Correspondance de Voltaire/1764/Lettre 5735

Correspondance : année 1764GarnierŒuvres complètes de Voltaire, tome 43 (p. 294-295).

5735. — À MADAME LA COMTESSE D’ARGENTAL.
6 auguste.

Madame ange, puisque votre belle main écrit, je me flatte que vos jambes vont mieux ; et c’est là une de mes consolations. Quand il fait bien beau, j’écris aussi ; mes fluxions sur les yeux me laissent alors quelque relâche, et je redeviens aveugle au temps des neiges : c’est du moins de la variété, et il en faut un peu dans la vie. J’aime déjà votre ambassadeur vénitien de tout mon cœur. Je le supplierais d’accepter ma maison des Délices, où il pourrait vivre comme le signor Pococurante[1], et rétablir sa santé à son aise, si MM. les ducs de Lorges et de Randan n’avaient prévenu votre ambassadeur. Ils amènent des acteurs, ils veulent jouer la comédie sur mon petit théâtre de Ferney : vous devinez combien tout cela entraîne d’embarras. Les plaisirs bruyants ne sont pas faits pour un vieillard malingre tel que j’ai l’honneur de l’être. J’aimerais bien mieux philosopher paisiblement avec M. Tiepolo[2]. Je tâcherai de m’arranger pour le recevoir et pour lui plaire ; je suis plus languissant que lui, et il me paraît que je lui conviens assez.

Je ne sais si c’est vous, madame, ou M. d’Argental qui a reçu un petit mémoire tiré d’Espagne[3], fort propre à figurer dans la Gazette littéraire. J’ai découvert un ancien Cid dont Corneille avait encore plus tiré que de celui de Guillem de Castro, le seul qu’on connaisse en France. C’est une anecdote curieuse pour les amateurs : je voudrais bien en déterrer quelquefois de pareilles, mais les correspondants que Cramer m’avait donnés ne me fournissent rien. Je ne sais s’il vous a rendu ses devoirs à Paris. Il a bien mal fait de faire imprimer séparément les Commentaires sur Corneille ; il aurait été plus utile à la famille Corneille et aux Cramer d’augmenter le nombre des exemplaires pour les souscripteurs, et de supprimer sa petite édition : tout cela d’ailleurs est plein de fautes d’impression qu’il avait promis de corriger ; mais qui promet de se corriger ne tient jamais sa parole en aucun genre ; il n’y a que mon petit ex-jésuite qui songe sérieusement à se réformer.

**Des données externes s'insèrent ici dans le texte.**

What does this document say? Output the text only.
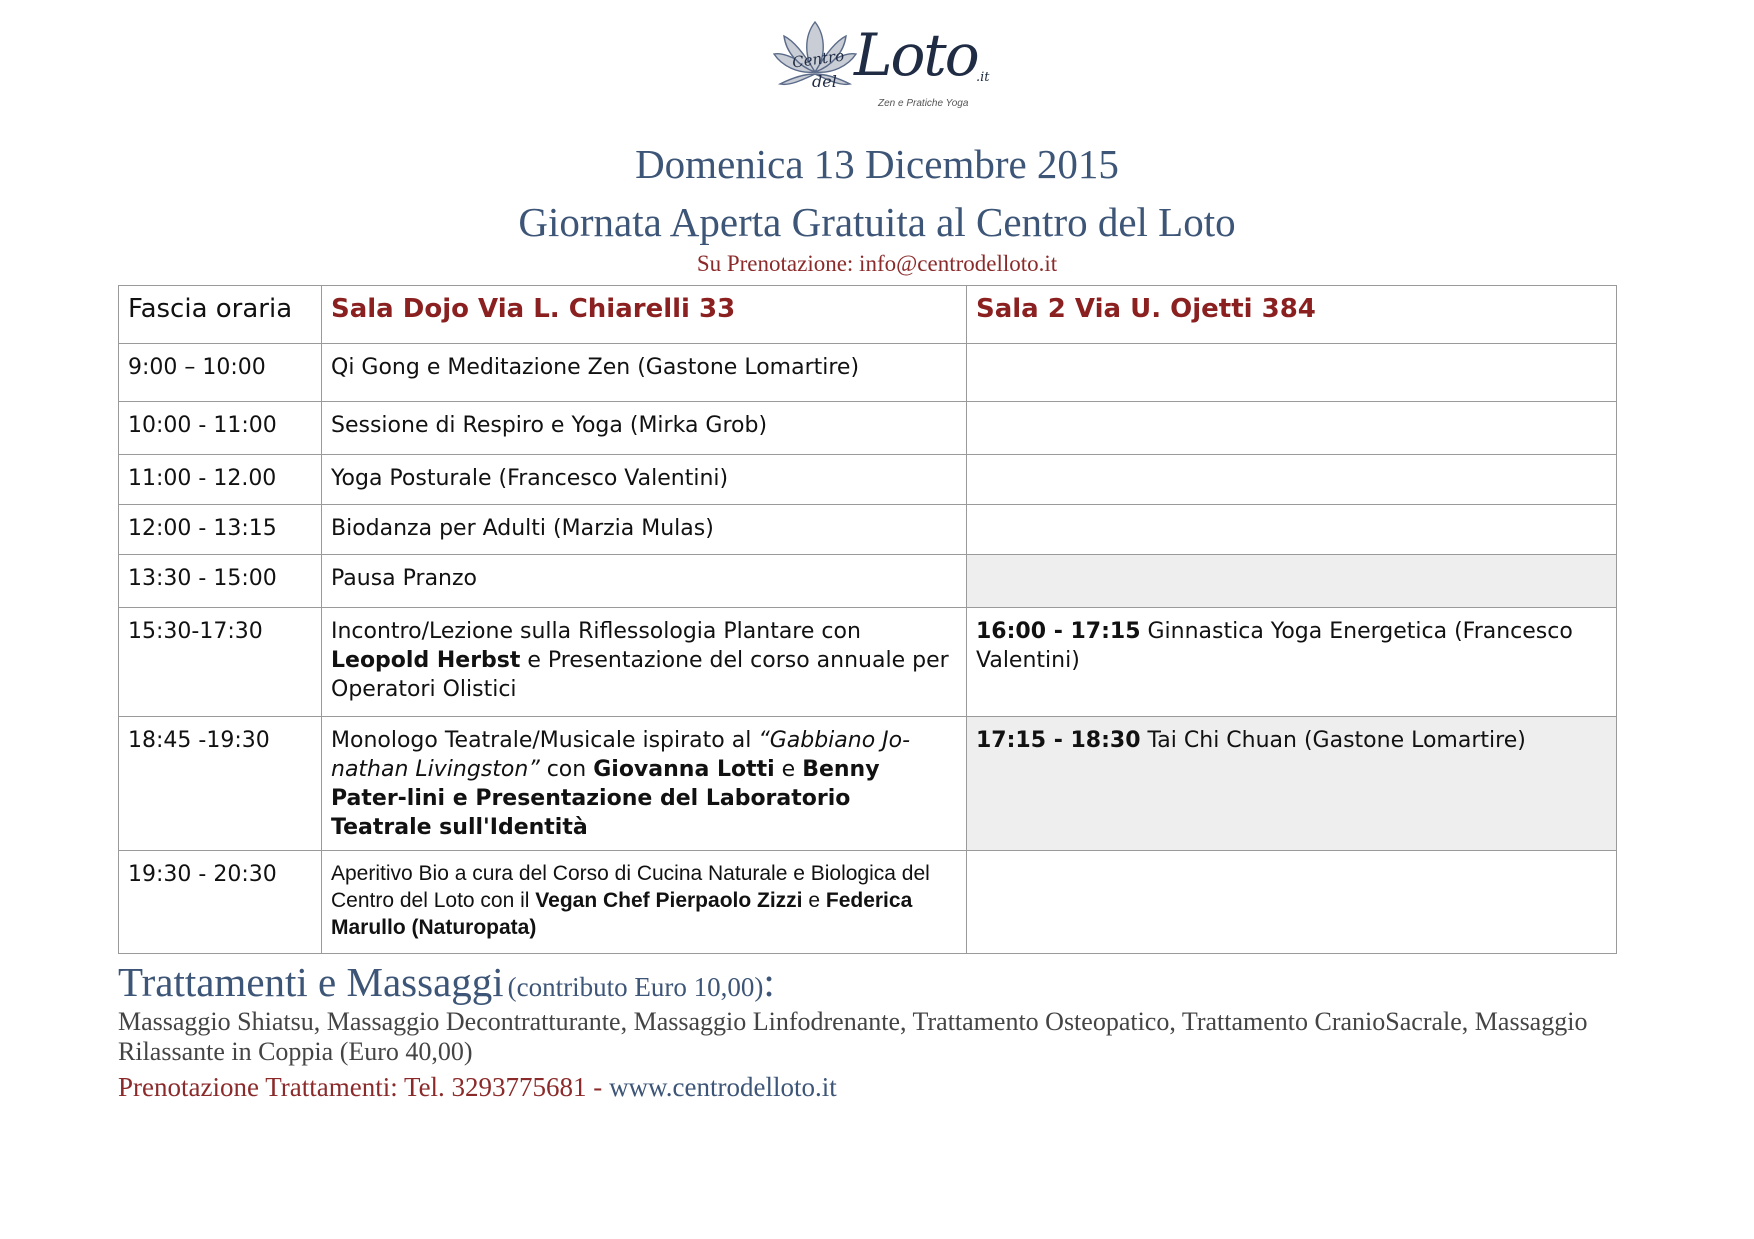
Centro
del Loto
.it
Zen e Pratiche Yoga
Domenica 13 Dicembre 2015
Giornata Aperta Gratuita al Centro del Loto
Su Prenotazione: info@centrodelloto.it
Fascia oraria	Sala Dojo Via L. Chiarelli 33	Sala 2 Via U. Ojetti 384
9:00 – 10:00	Qi Gong e Meditazione Zen (Gastone Lomartire)	
10:00 - 11:00	Sessione di Respiro e Yoga (Mirka Grob)	
11:00 - 12.00	Yoga Posturale (Francesco Valentini)	
12:00 - 13:15	Biodanza per Adulti (Marzia Mulas)	
13:30 - 15:00	Pausa Pranzo	
15:30-17:30	Incontro/Lezione sulla Riflessologia Plantare con Leopold Herbst e Presentazione del corso annuale per Operatori Olistici	16:00 - 17:15 Ginnastica Yoga Energetica (Francesco Valentini)
18:45 -19:30	Monologo Teatrale/Musicale ispirato al “Gabbiano Jo-nathan Livingston” con Giovanna Lotti e Benny Pater-lini e Presentazione del Laboratorio Teatrale sull'Identità	17:15 - 18:30 Tai Chi Chuan (Gastone Lomartire)
19:30 - 20:30	Aperitivo Bio a cura del Corso di Cucina Naturale e Biologica del Centro del Loto con il Vegan Chef Pierpaolo Zizzi e Federica Marullo (Naturopata)	
Trattamenti e Massaggi (contributo Euro 10,00):
Massaggio Shiatsu, Massaggio Decontratturante, Massaggio Linfodrenante, Trattamento Osteopatico, Trattamento CranioSacrale, Massaggio Rilassante in Coppia (Euro 40,00)
Prenotazione Trattamenti: Tel. 3293775681 - www.centrodelloto.it
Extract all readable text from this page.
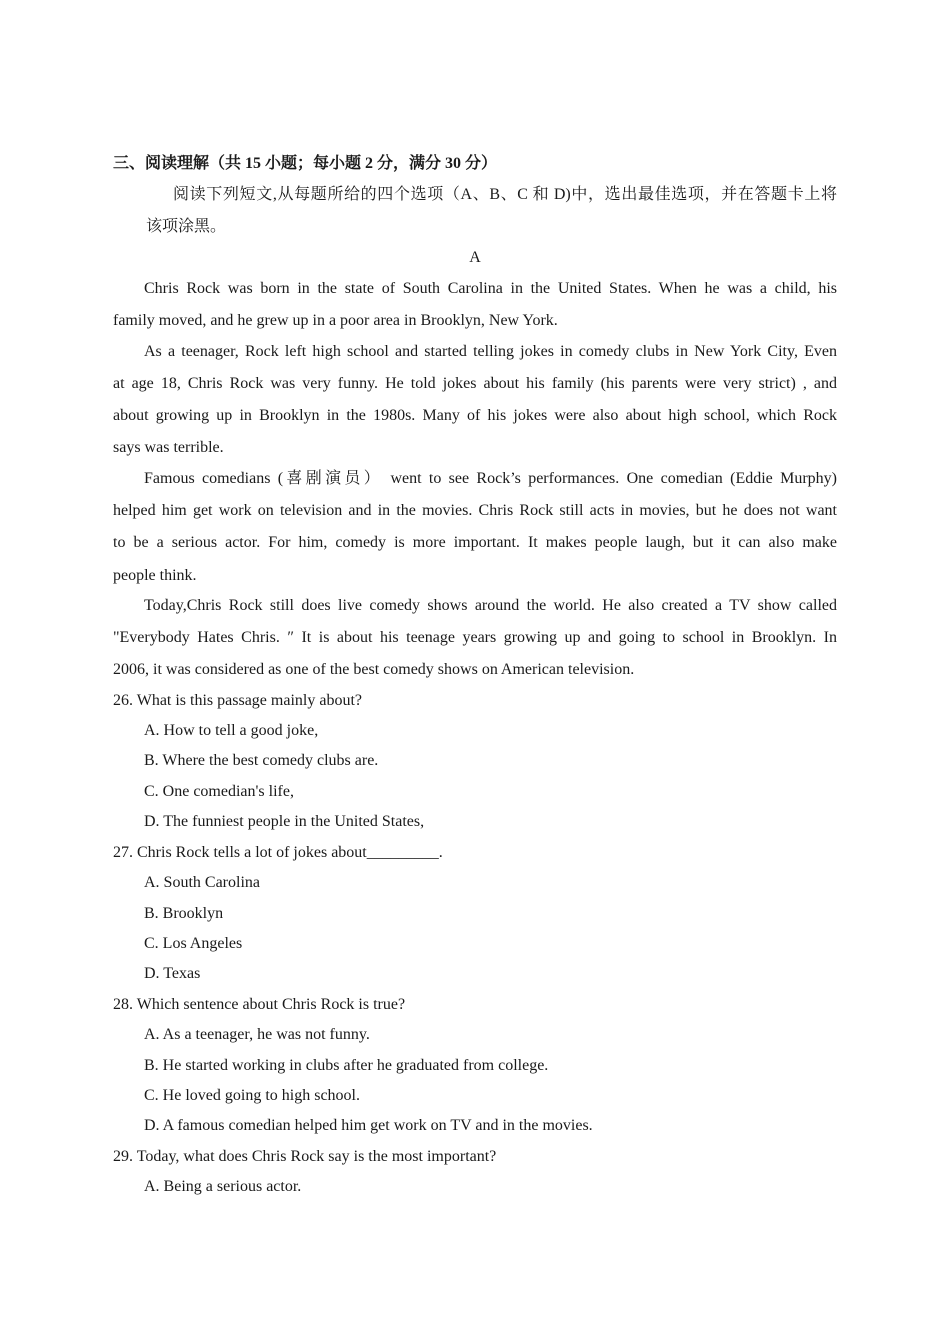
三、阅读理解（共 15 小题；每小题 2 分，满分 30 分）
阅读下列短文,从每题所给的四个选项（A、B、C 和 D)中，选出最佳选项，并在答题卡上将
该项涂黑。
A
Chris Rock was born in the state of South Carolina in the United States. When he was a child, his
family moved, and he grew up in a poor area in Brooklyn, New York.
As a teenager, Rock left high school and started telling jokes in comedy clubs in New York City, Even
at age 18, Chris Rock was very funny. He told jokes about his family (his parents were very strict) , and
about growing up in Brooklyn in the 1980s. Many of his jokes were also about high school, which Rock
says was terrible.
Famous comedians (喜剧演员） went to see Rock’s performances. One comedian (Eddie Murphy)
helped him get work on television and in the movies. Chris Rock still acts in movies, but he does not want
to be a serious actor. For him, comedy is more important. It makes people laugh, but it can also make
people think.
Today,Chris Rock still does live comedy shows around the world. He also created a TV show called
"Everybody Hates Chris. ″ It is about his teenage years growing up and going to school in Brooklyn. In
2006, it was considered as one of the best comedy shows on American television.
26. What is this passage mainly about?
A. How to tell a good joke,
B. Where the best comedy clubs are.
C. One comedian's life,
D. The funniest people in the United States,
27. Chris Rock tells a lot of jokes about_________.
A. South Carolina
B. Brooklyn
C. Los Angeles
D. Texas
28. Which sentence about Chris Rock is true?
A. As a teenager, he was not funny.
B. He started working in clubs after he graduated from college.
C. He loved going to high school.
D. A famous comedian helped him get work on TV and in the movies.
29. Today, what does Chris Rock say is the most important?
A. Being a serious actor.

Il y travaille déjà ; il m’a envoyé des situations nouvelles, des sentiments, des vers ; j’espère que vous n’en serez pas mécontente. Il dit qu’il veut absolument en venir à son honneur, et qu’une conspiration conduite par vous doit réussir tôt ou tard. J’ai été assez édifié de la constance de ce jeune défroqué. Il ne s’est point dépité, il ne s’est point découragé, il a couru sur-le-champ au remède. Voici un petit mot qu’il vous supplie, madame, de faire remettre au grand acteur. Le petit jésuite supplie ses anges de lui renvoyer sa guenille ; vous en aurez bientôt une nouvelle ; il n’abandonne jamais ce qu’il a commencé : il dit qu’il faut mourir à la peine, ou réussir ; c’est un opiniâtre personnage. Voici bientôt le temps où nous allons établir la pension de Pierre Corneille ; ce sera M. Tronchin qui s’en chargera ; elle ne peut être en meilleures mains ; l’affaire sera plus prompte et plus nette ; c’est un grand plaisir que M. Tronchin nous fait. La petite Corneille-Dupuits est à vos pieds, et moi aussi.

Ma nièce partage tous les sentiments qui m’attachent à vous pour la vie.

  1. Voyez tome XXI, page 201.
  2. Je ne sais si c’est J.-B. Tiepolo le père, peintre, ou son fils Jean-Dominique, graveur. (B.)
  3. C’est l’article intitulé Anecdotes sur te Cid, qui est tome XXV, page 196.